Gericht: Oberlandesgericht Naumburg
Beschluss verkündet am 15.03.2007
Aktenzeichen: 1 Verg 14/06
Rechtsgebiete: GWB, VgV


Vorschriften:

GWB § 98
GWB § 99
GWB § 100
GWB § 101 Abs. 1
VgV § 13 Satz 1
1. Entbehrlichkeit der Rüge der unterlassenen EU-weiten Ausschreibung nach Abschluss des Vertrages (§ 107 Abs. 3 Satz 1 GWB)

2. Wird ein Auftragsverhältnis, das der EU-weiten Ausschreibungspflicht unterlag, durch Kündigung beendet und beabsichtigt der Auftraggeber, den identischen Vertrag nunmehr mit einem anderen Unternehmen zu schließen, ist ein erneutes Vergabeverfahren i.S. von § 101 Abs. 1 GWB erforderlich.

3. Für die Anwendbarkeit des § 13 VgV auf einen Vertragsschluss kommt es darauf an, ob der Auftrag nach §§ 98 bis 100 GWB der EU-weiten Ausschreibungspflicht unterlag; unerheblich ist hingegen, ob die Vergabestelle ein förmliches Vergabeverfahren i.S.v. § 101 Abs. 1 GWB durchgeführt hat.

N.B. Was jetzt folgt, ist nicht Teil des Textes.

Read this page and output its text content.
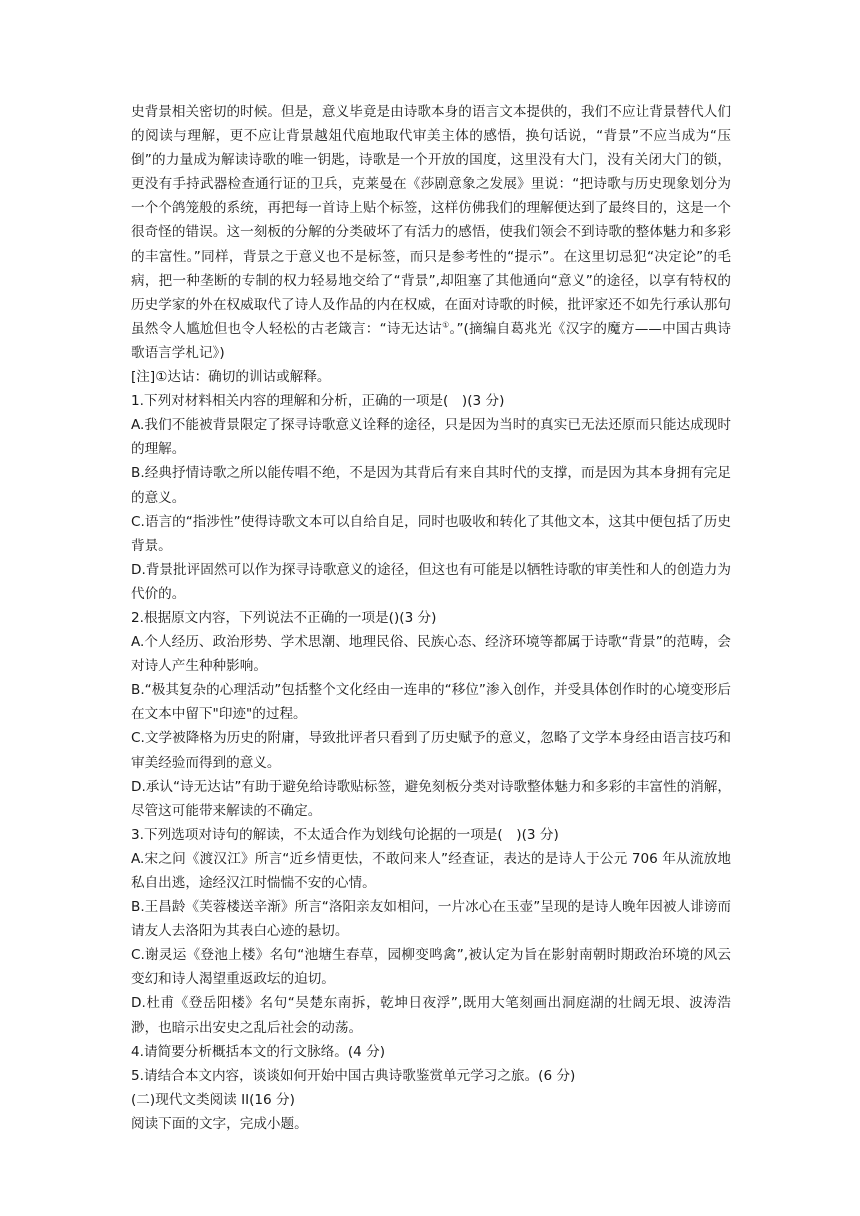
史背景相关密切的时候。但是，意义毕竟是由诗歌本身的语言文本提供的，我们不应让背景替代人们的阅读与理解，更不应让背景越俎代庖地取代审美主体的感悟，换句话说，“背景”不应当成为“压倒”的力量成为解读诗歌的唯一钥匙，诗歌是一个开放的国度，这里没有大门，没有关闭大门的锁，更没有手持武器检查通行证的卫兵，克莱曼在《莎剧意象之发展》里说：“把诗歌与历史现象划分为一个个鸽笼般的系统，再把每一首诗上贴个标签，这样仿佛我们的理解便达到了最终目的，这是一个很奇怪的错误。这一刻板的分解的分类破坏了有活力的感悟，使我们领会不到诗歌的整体魅力和多彩的丰富性。”同样，背景之于意义也不是标签，而只是参考性的“提示”。在这里切忌犯“决定论”的毛病，把一种垄断的专制的权力轻易地交给了“背景”,却阻塞了其他通向“意义”的途径，以享有特权的历史学家的外在权威取代了诗人及作品的内在权威，在面对诗歌的时候，批评家还不如先行承认那句虽然令人尴尬但也令人轻松的古老箴言：“诗无达诂①。”(摘编自葛兆光《汉字的魔方——中国古典诗歌语言学札记》)

[注]①达诂：确切的训诂或解释。

1.下列对材料相关内容的理解和分析，正确的一项是(　)(3 分)

A.我们不能被背景限定了探寻诗歌意义诠释的途径，只是因为当时的真实已无法还原而只能达成现时的理解。

B.经典抒情诗歌之所以能传唱不绝，不是因为其背后有来自其时代的支撑，而是因为其本身拥有完足的意义。

C.语言的“指涉性”使得诗歌文本可以自给自足，同时也吸收和转化了其他文本，这其中便包括了历史背景。

D.背景批评固然可以作为探寻诗歌意义的途径，但这也有可能是以牺牲诗歌的审美性和人的创造力为代价的。

2.根据原文内容，下列说法不正确的一项是()(3 分)

A.个人经历、政治形势、学术思潮、地理民俗、民族心态、经济环境等都属于诗歌“背景”的范畴，会对诗人产生种种影响。

B.“极其复杂的心理活动”包括整个文化经由一连串的“移位”渗入创作，并受具体创作时的心境变形后在文本中留下"印迹"的过程。

C.文学被降格为历史的附庸，导致批评者只看到了历史赋予的意义，忽略了文学本身经由语言技巧和审美经验而得到的意义。

D.承认“诗无达诂”有助于避免给诗歌贴标签，避免刻板分类对诗歌整体魅力和多彩的丰富性的消解，尽管这可能带来解读的不确定。

3.下列选项对诗句的解读，不太适合作为划线句论据的一项是(　)(3 分)

A.宋之问《渡汉江》所言“近乡情更怯，不敢问来人”经查证，表达的是诗人于公元 706 年从流放地私自出逃，途经汉江时惴惴不安的心情。

B.王昌龄《芙蓉楼送辛渐》所言“洛阳亲友如相问，一片冰心在玉壶”呈现的是诗人晚年因被人诽谤而请友人去洛阳为其表白心迹的悬切。

C.谢灵运《登池上楼》名句“池塘生春草，园柳变鸣禽”,被认定为旨在影射南朝时期政治环境的风云变幻和诗人渴望重返政坛的迫切。

D.杜甫《登岳阳楼》名句“吴楚东南拆，乾坤日夜浮”,既用大笔刻画出洞庭湖的壮阔无垠、波涛浩渺，也暗示出安史之乱后社会的动荡。

4.请简要分析概括本文的行文脉络。(4 分)

5.请结合本文内容，谈谈如何开始中国古典诗歌鉴赏单元学习之旅。(6 分)

(二)现代文类阅读 II(16 分)

阅读下面的文字，完成小题。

4. Auch bei einer Auftragsvergabe ohne vorherige Verhandlungen mit mehreren Unternehmen besteht eine Vorabinformationspflicht des Auftraggebers in entsprechender Anwendung des § 13 Satz 1 VgV, wenn der Vertragsschluss im funktionalen Zusammenhang mit einem vorangegangenen Offenen Verfahren steht, und zwar gegenüber allen Bietern des Offenen Verfahrens.


OBERLANDESGERICHT NAUMBURG Beschluss

1 Verg 14/06 OLG Naumburg

verkündet am: 15. März 2007

In dem Vergabenachprüfungsverfahren (Beschwerdeverfahren)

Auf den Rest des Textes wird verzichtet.